Luce el sol. El Real de la Feria está abarrotado. Podio y su mujer saludan a un lado y a otro desde un coche de caballos. El alcalde va de chaqueta y su mujer con un traje rosa con tocado a juego. La gente les saluda desde las puertas de las casetas. Unos con cariño y otros no tanto.
—¡Adiós, norcoreano!
Mientras todo eso pasa, a cierta distancia, en un balcón del piso 12 del edificio de muebles Matamoros, hay un hombre con el pelo largo apuntando con una escopeta con mira telescópica hacia la Feria.
Abajo, Podio no deja de sonreír. Va con un catavinos lleno de manzanilla con el que brinda con algunos caballistas. Villanueva va a un lado del coche, al otro va Jiménez, con un auricular en una oreja y unas gafas de sol. Cada vez que alguien se acerca al alcalde, Villanueva se tensa. El alcalde le habla entre dientes sin dejar de sonreír.

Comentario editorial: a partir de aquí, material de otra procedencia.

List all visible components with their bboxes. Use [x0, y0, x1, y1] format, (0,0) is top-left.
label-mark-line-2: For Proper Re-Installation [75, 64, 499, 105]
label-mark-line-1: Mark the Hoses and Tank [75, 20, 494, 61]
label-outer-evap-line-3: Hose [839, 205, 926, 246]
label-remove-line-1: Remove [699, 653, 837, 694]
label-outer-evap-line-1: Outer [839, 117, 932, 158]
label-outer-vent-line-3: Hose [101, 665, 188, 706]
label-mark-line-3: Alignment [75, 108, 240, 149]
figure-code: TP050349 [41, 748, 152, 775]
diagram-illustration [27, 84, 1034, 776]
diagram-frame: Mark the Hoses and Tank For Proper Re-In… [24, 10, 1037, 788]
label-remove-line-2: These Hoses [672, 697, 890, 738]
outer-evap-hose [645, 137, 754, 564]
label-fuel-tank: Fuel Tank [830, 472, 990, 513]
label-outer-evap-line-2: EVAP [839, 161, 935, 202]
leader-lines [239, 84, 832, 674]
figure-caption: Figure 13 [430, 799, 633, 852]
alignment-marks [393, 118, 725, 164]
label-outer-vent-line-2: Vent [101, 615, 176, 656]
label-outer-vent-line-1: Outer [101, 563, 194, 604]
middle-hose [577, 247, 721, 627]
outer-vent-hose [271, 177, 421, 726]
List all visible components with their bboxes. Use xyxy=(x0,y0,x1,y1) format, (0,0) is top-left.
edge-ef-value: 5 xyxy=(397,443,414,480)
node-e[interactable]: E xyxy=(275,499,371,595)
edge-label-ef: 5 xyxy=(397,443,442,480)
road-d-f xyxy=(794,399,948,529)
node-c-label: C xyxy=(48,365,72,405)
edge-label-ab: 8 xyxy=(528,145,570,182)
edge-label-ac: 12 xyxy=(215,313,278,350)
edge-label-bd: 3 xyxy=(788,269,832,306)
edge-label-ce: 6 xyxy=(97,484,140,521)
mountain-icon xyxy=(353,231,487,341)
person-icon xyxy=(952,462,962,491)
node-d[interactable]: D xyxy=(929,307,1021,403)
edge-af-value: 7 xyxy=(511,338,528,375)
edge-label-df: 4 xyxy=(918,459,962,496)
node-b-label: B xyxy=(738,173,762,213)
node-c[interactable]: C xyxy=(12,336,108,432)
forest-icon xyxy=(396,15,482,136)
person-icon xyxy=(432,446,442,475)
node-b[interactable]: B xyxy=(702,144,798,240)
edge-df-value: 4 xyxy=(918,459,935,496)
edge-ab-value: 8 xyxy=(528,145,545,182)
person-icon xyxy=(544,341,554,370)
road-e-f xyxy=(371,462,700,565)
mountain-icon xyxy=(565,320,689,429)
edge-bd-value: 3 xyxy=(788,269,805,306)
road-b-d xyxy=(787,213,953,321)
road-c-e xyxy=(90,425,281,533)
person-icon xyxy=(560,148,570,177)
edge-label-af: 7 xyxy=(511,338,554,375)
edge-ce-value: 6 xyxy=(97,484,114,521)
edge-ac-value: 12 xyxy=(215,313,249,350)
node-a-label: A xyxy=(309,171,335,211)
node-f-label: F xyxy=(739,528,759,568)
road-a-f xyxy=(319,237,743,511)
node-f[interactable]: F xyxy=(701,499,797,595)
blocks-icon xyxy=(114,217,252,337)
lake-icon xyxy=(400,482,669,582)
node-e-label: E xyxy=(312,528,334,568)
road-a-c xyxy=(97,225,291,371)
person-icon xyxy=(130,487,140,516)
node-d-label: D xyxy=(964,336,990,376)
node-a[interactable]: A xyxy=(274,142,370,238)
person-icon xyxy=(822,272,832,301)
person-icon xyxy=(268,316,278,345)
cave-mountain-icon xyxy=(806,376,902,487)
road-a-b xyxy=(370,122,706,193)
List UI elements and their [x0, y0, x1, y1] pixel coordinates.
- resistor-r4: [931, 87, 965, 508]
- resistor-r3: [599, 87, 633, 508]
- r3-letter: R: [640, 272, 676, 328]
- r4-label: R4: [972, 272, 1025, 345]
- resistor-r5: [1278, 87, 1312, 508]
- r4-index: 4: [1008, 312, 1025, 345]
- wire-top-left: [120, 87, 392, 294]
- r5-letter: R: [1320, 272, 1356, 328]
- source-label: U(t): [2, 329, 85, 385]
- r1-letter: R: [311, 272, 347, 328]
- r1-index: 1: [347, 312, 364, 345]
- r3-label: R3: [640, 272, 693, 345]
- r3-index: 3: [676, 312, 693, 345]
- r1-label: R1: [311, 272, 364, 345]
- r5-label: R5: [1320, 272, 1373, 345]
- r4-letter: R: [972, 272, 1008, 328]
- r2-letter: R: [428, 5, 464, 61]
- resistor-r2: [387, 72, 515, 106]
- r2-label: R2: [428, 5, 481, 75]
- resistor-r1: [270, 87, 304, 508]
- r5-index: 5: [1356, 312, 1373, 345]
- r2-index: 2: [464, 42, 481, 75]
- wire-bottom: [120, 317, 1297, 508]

—Tranquilo, madrileño, esto es parte del show, tranquilo.
En el balcón el hombre de la melena va vestido de negro y sigue fijando un objetivo a través de la mira telescópica.
Villanueva está visiblemente nervioso, parece prever que algo no va bien. Van por Gitanillo de Triana y se disponen a girar a la derecha a Pepe Hillo. Es un cruce de caminos, las calles al unirse dejan un espacio abierto sin postes, casetas ni farolillos. Villanueva no para de mirar a todas partes, a cada ventana.
En el balcón, la última tela de caseta desaparece de la mirilla del tirador. El alcalde por fin está a tiro, el hombre apunta, una gota de sudor le cae por la frente, asegura a la cabeza… y dispara.